A/N: Hey! So this is my first fanfiction for Sherlock! I'd love to hear what you think of it, and I hope you enjoy! This is in Sherlock's POV, and I hope I did him justice.
Totally wrote this while avoiding to stud for finals. Oops. Oh well.
Stagnant Thought
Never felt pain. Sensory nerves are pointless, therefore I delete them. They are a terrible disadvantage. It's a point of view that I see no onward. However, John does. See it in his eyes. The bruise-coloured bags that hang from under them while gripping loosely to the skin. He's terrified by the quandary of caring, yet choses to do so anyway. Caring to me is negated. So I find it odd that I am being trapped in abyss of this nonsense. For I care for John, as some would say.
Now it had come to my attention that relationships vary depending on the person and the contact with whom they are accused of having the mutual bond with. That is what a relationship is, isn't it? A mutual bond? The similarities between the eclectic and the cordial? Certainly you can deduce who is whom. I have corroborated this emotion for which I had no control over, no matter how much I contended it. Never will I understand this particular turn of events, but I can comprehend that this is a conviction to which I will have to learn to accept. John Watson is my friend.
Accepting a friendship of any kind is the equivalent to shaking hands with the devil. The apprehension it procures is abject in itself. It's quite odious, isn't it? Caring is not an advantage, as Mycroft once said. Although he can be quite stolid at times (most times), he is correct about this.
So when the death eater rips through my blogger's skin, I feel it penetrating my own, as if we shared the bullet. His expression turned my own in the opposite way. My lurid response traveled throughout my body, and for the first time, my mind stopped working. I was frozen, so to speak. My insides screamed at me to move, yet I could not, no matter how much I reasoned that logically, I indeed could.
There's been so many times where I've neglected to examine blood as a physical property.
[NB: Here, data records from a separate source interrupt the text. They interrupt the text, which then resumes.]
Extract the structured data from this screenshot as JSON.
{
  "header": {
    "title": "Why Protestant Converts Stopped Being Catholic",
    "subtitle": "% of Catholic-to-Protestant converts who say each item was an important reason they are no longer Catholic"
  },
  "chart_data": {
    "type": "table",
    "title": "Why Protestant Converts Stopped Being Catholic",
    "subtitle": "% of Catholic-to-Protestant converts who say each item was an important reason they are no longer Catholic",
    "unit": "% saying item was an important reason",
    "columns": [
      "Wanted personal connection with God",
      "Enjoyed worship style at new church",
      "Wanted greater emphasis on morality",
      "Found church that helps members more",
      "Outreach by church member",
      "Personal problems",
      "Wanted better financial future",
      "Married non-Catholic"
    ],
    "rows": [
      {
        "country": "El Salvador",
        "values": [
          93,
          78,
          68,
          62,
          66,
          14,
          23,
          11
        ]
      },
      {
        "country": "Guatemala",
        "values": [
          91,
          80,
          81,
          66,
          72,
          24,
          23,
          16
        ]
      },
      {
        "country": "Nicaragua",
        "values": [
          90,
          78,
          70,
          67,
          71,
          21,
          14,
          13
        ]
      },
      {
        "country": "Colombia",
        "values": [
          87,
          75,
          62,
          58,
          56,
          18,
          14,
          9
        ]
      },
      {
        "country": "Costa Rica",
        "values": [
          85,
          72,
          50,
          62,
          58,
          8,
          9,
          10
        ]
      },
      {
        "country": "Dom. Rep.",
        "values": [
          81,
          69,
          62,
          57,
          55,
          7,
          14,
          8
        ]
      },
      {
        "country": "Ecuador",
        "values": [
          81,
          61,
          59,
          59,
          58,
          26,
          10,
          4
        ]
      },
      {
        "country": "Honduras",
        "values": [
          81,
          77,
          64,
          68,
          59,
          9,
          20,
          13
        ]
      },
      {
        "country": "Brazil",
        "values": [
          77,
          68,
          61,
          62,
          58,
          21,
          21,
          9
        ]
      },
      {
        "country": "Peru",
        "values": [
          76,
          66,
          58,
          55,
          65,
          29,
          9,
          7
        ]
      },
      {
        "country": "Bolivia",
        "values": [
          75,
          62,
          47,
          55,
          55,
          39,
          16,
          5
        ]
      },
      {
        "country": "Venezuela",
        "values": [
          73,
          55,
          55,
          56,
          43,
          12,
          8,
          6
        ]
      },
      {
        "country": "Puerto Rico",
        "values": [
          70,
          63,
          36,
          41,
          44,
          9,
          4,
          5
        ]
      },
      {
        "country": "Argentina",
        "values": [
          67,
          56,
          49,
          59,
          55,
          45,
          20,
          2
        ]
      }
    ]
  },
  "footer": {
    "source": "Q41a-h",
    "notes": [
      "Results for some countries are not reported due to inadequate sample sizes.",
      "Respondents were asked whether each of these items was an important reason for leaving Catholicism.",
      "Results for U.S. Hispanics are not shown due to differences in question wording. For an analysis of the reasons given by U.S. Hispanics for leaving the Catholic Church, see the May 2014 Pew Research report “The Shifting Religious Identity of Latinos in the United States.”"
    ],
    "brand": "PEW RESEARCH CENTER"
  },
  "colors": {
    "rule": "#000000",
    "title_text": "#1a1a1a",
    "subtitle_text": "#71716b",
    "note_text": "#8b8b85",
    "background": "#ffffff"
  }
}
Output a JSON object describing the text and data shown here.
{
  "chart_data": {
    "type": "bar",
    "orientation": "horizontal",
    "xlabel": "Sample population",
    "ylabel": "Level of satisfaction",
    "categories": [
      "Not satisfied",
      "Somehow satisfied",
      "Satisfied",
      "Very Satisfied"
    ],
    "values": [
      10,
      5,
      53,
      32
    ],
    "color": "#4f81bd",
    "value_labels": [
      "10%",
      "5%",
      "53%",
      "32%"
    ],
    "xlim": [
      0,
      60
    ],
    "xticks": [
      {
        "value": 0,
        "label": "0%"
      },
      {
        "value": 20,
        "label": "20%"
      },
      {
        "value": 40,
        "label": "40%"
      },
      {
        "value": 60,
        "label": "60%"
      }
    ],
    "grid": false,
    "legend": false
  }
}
Its shape and mask. How it moves languidly down and stings, even when it's not your own. Its colour the sign of evil, if there is such a thing. It's terribly ridiculous.
"John," I croak, hoping for a response even though I know I won't get one. That's obviouos.
Instead, I stare at his pale lifeless face. This isn't him. His blushing cheeks when I make a deduction. His smile I am so used to seeing: Gone.
People die every day. I shouldn't be affected. Loss is an utterly terrible word. It means losing something. But with John, I lose everything important. The rest is trivial.
So I sit here in the flat, violin in hand while he undergoes surgery. There's no point in waiting at the hospital, for I am not needed. I compose melodies of hope. Not because I believe in hope or love, but because John does. And I believe in him.
Because I'd be lost without my blogger.